Peru, Ecuador and Bolivia 1500 BCE
Farming, weaving, pottery and pyramids have all appeared in this region by this date.
What is happening in Peru, Ecuador and Bolivia in 1500BCE
The Pacific coast is a dry region, punctuated by streams and rivers which bring water down from the Andes in spring and early summer, often in raging floods, but are dry for the rest of the year. The offshore currents are some of the richest seas in the world for nutrients. Settled villages of marine hunter-gatherers have grown up here at least since 8000 BCE, with farming beginning in the 6th millennium BCE. Since then it has gradually become more important, and populations of farmers have grown up in the river valleys on the Pacific coast, to exploit the streams and the fertile mud deposited during the seasonal flooding.
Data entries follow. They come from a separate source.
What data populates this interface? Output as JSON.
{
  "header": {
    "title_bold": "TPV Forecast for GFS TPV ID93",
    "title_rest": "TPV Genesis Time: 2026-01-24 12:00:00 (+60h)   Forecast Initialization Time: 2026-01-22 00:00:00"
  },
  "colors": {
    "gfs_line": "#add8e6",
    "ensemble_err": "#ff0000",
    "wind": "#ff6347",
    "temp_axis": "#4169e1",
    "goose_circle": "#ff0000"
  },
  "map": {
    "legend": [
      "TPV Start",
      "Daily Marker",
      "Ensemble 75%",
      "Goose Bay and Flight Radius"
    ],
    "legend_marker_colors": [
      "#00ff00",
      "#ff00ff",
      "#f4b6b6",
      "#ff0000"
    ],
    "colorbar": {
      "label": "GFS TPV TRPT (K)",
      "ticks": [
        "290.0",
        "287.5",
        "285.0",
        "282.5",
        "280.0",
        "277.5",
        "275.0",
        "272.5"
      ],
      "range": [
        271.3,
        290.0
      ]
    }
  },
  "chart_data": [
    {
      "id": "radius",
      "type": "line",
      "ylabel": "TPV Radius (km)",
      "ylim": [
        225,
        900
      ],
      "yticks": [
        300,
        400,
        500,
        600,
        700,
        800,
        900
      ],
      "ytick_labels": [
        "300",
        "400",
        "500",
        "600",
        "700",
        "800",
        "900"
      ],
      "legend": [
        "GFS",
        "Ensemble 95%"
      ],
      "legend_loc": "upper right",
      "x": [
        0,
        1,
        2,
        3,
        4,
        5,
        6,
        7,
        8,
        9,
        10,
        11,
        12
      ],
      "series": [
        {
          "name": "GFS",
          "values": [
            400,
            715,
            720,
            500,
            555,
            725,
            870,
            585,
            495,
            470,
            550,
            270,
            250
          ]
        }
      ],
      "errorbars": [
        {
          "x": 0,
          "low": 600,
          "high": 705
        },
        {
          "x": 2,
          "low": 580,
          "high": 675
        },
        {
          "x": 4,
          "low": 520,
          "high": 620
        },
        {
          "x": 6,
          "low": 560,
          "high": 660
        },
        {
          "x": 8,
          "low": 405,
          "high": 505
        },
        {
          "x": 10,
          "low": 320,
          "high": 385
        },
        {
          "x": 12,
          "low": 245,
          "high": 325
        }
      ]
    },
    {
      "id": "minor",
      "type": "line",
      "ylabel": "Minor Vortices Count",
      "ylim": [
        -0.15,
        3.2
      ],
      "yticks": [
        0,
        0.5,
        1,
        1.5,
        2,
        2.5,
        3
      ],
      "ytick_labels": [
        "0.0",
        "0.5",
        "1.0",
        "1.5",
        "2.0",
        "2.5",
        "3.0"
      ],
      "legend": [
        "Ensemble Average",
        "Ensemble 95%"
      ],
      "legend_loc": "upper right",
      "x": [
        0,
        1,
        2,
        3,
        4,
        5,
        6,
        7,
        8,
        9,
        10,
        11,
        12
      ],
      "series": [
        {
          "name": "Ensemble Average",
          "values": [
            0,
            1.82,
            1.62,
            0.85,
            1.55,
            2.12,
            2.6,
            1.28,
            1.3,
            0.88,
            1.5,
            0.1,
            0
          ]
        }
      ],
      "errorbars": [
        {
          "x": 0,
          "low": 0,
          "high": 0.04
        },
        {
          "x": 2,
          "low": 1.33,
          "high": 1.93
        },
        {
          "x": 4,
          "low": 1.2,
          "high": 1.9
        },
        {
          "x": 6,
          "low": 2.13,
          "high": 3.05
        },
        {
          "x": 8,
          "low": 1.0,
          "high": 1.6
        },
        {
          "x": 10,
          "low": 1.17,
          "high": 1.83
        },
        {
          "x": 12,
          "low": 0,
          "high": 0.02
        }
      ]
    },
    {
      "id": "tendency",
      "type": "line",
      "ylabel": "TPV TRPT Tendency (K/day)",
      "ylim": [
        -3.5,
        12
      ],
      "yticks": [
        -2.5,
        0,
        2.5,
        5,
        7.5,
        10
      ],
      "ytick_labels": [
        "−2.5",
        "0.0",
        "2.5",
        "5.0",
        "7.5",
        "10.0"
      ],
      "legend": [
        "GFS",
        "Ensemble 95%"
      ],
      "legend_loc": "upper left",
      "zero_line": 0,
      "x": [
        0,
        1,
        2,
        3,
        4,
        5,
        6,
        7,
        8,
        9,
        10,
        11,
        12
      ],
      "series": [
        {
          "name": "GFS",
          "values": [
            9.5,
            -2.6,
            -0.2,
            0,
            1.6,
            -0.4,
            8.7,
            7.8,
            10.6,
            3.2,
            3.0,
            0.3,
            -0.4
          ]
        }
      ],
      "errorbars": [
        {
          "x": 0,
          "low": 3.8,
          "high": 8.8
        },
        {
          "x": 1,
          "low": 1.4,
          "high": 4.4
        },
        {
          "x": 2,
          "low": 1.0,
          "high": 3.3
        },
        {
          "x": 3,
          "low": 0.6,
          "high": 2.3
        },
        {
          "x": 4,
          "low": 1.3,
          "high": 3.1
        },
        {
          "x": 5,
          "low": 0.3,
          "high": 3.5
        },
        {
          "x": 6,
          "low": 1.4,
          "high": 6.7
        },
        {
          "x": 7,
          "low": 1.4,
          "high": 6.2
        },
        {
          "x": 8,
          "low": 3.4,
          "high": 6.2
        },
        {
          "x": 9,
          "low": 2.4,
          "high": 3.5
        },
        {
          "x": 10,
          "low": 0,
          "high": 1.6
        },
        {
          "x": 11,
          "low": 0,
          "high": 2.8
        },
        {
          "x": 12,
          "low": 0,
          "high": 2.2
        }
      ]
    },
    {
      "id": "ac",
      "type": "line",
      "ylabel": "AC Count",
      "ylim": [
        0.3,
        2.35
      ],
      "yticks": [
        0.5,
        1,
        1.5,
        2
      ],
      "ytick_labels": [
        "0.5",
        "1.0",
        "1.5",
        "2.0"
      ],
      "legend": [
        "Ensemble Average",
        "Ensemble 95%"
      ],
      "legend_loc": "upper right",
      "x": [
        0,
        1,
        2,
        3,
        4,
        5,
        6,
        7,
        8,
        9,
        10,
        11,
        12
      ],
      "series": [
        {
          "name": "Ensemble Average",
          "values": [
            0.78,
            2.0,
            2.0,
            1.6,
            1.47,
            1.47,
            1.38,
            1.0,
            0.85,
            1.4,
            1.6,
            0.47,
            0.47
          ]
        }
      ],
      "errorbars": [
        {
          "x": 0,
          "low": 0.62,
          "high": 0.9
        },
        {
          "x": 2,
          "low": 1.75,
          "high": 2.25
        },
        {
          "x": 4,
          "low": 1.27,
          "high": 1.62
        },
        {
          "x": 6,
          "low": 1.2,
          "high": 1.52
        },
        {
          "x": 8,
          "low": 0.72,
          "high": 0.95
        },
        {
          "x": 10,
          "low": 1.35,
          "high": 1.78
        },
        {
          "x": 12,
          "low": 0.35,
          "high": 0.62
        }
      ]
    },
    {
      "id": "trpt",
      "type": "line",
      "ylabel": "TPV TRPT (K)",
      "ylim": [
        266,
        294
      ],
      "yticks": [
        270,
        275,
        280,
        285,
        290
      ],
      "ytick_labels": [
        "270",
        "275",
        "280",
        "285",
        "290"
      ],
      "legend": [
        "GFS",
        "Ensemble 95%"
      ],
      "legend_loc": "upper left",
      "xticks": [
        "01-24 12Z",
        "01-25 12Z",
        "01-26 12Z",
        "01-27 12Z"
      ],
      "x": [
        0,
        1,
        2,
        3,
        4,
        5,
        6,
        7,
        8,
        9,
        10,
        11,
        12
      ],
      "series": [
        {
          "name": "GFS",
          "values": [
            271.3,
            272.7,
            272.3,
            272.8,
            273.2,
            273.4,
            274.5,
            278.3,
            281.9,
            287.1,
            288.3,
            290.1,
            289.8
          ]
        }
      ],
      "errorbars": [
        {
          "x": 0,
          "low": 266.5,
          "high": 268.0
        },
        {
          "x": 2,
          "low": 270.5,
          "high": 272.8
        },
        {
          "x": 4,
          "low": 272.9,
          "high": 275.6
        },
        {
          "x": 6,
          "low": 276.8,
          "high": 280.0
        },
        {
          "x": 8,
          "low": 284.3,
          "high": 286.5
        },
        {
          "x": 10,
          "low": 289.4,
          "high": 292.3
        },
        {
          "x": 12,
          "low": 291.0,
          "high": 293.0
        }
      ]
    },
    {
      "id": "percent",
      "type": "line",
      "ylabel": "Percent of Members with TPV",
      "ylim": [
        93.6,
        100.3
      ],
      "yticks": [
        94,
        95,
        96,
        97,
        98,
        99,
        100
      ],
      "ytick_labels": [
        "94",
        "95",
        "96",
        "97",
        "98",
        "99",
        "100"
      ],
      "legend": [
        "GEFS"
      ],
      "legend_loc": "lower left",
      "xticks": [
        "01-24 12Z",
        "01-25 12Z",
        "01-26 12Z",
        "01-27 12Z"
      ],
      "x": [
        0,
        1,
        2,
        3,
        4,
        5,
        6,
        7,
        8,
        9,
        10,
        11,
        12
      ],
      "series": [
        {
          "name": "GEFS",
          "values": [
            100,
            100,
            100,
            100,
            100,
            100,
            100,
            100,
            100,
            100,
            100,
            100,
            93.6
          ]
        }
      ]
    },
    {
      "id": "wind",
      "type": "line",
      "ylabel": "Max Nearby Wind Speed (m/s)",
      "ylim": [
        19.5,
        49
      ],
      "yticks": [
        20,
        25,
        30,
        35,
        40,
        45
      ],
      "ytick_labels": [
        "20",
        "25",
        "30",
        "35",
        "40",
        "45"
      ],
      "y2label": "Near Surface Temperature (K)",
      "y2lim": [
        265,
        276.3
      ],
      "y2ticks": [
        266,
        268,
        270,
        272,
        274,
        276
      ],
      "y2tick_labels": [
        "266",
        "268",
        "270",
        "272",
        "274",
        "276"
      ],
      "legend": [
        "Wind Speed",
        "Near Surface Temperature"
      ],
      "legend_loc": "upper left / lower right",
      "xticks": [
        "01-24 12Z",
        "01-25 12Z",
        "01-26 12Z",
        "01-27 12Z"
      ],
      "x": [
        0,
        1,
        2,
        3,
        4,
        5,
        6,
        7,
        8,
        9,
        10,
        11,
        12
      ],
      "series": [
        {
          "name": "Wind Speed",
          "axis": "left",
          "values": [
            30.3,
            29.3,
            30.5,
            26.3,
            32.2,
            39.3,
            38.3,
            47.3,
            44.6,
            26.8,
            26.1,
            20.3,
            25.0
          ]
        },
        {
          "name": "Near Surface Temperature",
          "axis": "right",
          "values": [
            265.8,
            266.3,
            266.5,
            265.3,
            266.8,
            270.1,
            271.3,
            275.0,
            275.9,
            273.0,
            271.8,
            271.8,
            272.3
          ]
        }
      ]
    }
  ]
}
Irrigation systems have developed, and around 2000 BCE large communities with populations running into thousands emerged; large pyramids, of design and construction which would become familiar to later phases of Andean civilization, are already being constructed. Pottery and loom weaving are practiced.
A short distance inland, where the land rises sharply to the High Andes mountains, a shift from hunting to herding llamas is taking place, and an agriculture based on a small set of high-altitude plants, mainly potato, oca and quinoa, has appeared. Populations are expanding rapidly, and trade links between the peoples of the coast and the highlands are developing.